Councils face a return to the darkest days of austerity as a triple whammy of pay rises, inflation and growing need hits

Councils will be plunged back to the darkest days of austerity unless there is a funding boost to cover pay rises, inflation costs and soaring energy bills, leading chiefs have warned.

As trade unions and employers attempt to thrash out a pay deal amid the cost of living crisis, the true cost to council budgets has started to emerge, and chiefs fear it will be unaffordable.

Leeds City Council chief executive Tom Riordan said the double whammy of pay increases and inflation has left his council with close to a £20m funding gap.

He said: ‘If we don’t properly fund the pay rises agreed in the sector, cover the inflationary effect on energy costs and recognise there are still backlogs in the system from COVID, then we will be back to the worst period of austerity.’

He added: ‘It won’t be sufficient for the Treasury to allow us to increase council tax… that will potentially put incredible pressure on household budgets at a time they are struggling as well.’

Brent LBC chief executive Carolyn Downs said her council budgeted £10m for pay rises before inflation soared and that has risen to £15m. While she supports increases for staff, the problem of funding new costs remains.

‘It is unaffordable,’ she told The MJ.

After 12 years of belt tightening, Ms Downs said, there is no more discretionary spend left to cut.

‘We’d assumed for the next two years our reductions would be £15m, but it was manageable. Our £15m has now gone up to £30m and that is not manageable.’

Manchester City Council faces a similar dilemma. The employers’ pay offer will cost the city £15.9m, £9.5m more than they accounted for. For inflation, the council budgeted a generous £16.2m, up from £4m the previous year – but that is still £1.5m short.

All in all, the city faces a black hole of £11m.

Manchester’s chief executive, Joanne Roney, said council tax caps, restrictions on commercialisation and centrally dictated business rates have left councils with nowhere to turn. ‘Unless there is some response from Government to these new pressures, then we’re going to have to make budget cuts which directly cuts into services.’

But with 40% of the city’s children living in poverty and the cost of living crisis hitting them hardest, she added: ‘Any cuts that directly worsen opportunities for young people in the city, or quality of essential services, will have a devastating impact.’

Ms Roney, who is also Solace president, said: ‘It is a challenge. Post-COVID to get back round that austerity loop again… it is really difficult.

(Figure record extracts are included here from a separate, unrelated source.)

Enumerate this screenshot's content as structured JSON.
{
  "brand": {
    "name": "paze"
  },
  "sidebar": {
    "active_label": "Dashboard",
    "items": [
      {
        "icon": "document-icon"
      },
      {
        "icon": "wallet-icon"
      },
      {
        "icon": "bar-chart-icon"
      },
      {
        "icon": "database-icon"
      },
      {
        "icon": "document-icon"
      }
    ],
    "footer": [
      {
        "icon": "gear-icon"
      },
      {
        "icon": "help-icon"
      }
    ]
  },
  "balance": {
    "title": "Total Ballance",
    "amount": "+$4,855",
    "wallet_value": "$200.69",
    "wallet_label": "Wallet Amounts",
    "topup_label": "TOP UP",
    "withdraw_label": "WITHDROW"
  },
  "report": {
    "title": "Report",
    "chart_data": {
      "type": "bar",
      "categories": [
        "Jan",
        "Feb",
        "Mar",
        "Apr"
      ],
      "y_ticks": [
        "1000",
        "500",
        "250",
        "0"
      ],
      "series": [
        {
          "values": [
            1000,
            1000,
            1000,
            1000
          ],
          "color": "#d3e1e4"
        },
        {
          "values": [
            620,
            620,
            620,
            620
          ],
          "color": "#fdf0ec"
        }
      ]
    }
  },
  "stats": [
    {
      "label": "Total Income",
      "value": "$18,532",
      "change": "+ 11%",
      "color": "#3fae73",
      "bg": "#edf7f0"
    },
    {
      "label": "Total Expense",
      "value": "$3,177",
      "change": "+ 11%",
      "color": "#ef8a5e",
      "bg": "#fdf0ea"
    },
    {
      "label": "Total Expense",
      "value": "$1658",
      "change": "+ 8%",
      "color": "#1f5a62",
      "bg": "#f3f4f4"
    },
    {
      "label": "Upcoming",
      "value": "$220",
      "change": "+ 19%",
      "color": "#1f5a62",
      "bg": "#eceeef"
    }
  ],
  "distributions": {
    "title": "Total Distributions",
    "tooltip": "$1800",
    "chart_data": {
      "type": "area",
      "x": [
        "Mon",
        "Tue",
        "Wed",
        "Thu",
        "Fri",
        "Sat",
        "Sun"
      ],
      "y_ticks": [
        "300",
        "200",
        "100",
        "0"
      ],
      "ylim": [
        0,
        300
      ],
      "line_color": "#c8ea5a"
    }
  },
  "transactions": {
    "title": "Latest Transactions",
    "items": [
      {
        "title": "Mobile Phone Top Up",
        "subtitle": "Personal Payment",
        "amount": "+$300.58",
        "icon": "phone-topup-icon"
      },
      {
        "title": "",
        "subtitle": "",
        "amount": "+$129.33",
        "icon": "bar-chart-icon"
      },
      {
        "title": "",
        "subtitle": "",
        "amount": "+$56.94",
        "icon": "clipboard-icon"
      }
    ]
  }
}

‘There has to be a serious question asked: whether it is acceptable for children, in particular, to live with the levels of poverty we are seeing.’

A chief executive of a smaller authority, who asked to remain anonymous, said they faced a funding gap equivalent to 20% of the council’s budget. They said the council was doing everything it could to work efficiently, but added any significant transformation programme would need upfront investment.

‘There is no low hanging fruit,’ they warned.

Speaking on behalf of the District Councils’ Network, Oadby & Wigston BC chief finance officer Tracy Bingham said of the pay award: ‘It is a dichotomy. I’m really supportive from a staff welfare perspective.’

But she added: ‘I’m extremely concerned from an employer perspective. Most councils won’t have budgeted at this level, and the impact isn’t one off so it will hit medium-term financial plans hard.

‘Alongside all of the other pressures, it’s going to be tough to absorb.’